I broadly agree with this. For the civilizations that want to keep thinking about their values or the philosophically tricky parts of their strategy, there will be an open question about how convergent/correct their thinking process is (although there’s lots you can do to make it more convergent/correct — eg. redo it under lots of different conditions, have arguments be reviewed by many different people/AIs, etc).
And it does seem like all reasonable civilizations should want to do some thinking like this. For those civilizations, this post is just saying that other sources of instability could be removed (if they so chose, and insofar as that was compatible with the intended thinking process).
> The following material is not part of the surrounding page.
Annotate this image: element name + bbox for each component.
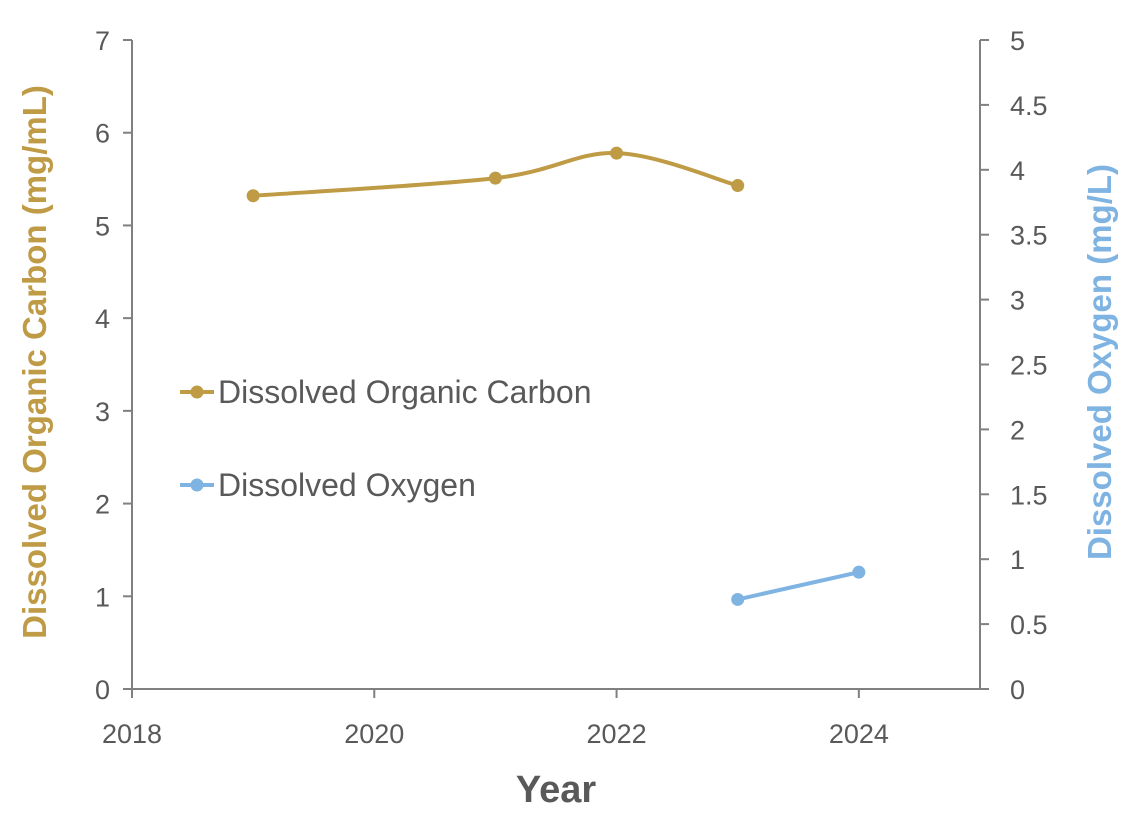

Also, separately, my best guess is that competent civilizations (whatever that means) that were aiming for correctness would probably succeed (at least in areas were correctness is well defined). Maybe by solving metaphilosophy and doing that, maybe because they took lots of precautions like mentioned above, maybe just because it’s hard to get permanently stuck at incorrect beliefs if lots of people are dedicated to getting things right, have all the time and resources in the world, and are really open-minded. (If they’re not open-minded but feel strongly attached to keeping their current views, then I become more pessimistic.)
By being unreasonably conservative. Most AIs could be tasked with narrowly doing their job, a few with pushing forward technology/engineering, none with doing anything that looks suspiciously like ethics/philosophy. (This seems like a bad idea.)
Just to be clear: we mostly don’t argue for the desirability or likelihood of lock-in, just its technological feasibility. Am I correctly interpreting your comment to be cautionary, questioning the desirability of lock-in given the apparent difficulty of doing so while maintaining sufficiently flexibility to handle unforeseen philosophical arguments?
To take a step back, I’m not sure it makes sense to talk about “technological feasibility” of lock-in, as opposed to say its expected cost, because suppose the only feasible method of lock-in causes you to lose 99% of the potential value of the universe, that seems like a more important piece of information than “it’s technologically feasible”.
(On second thought, maybe I’m being unfair in this criticism, because feasibility of lock-in is already pretty clear to me, at least if one is willing to assume extreme costs, so I’m more interested in the question of “but can it be done at more acceptable costs”, but perhaps this isn’t true of others.)
That aside, I guess I’m trying to understand what you’re envisioning when you say “An extreme version of this would be to prevent all reasoning that could plausibly lead to value-drift, halting progress in philosophy.” What kind of mechanism do you have in mind for doing this? Also, you distinguish between stopping philosophical progress vs stopping technological progress, but since technological progress often requires solving philosophical questions (e.g., related to how to safely use the new technology), do you really see much distinction between the two?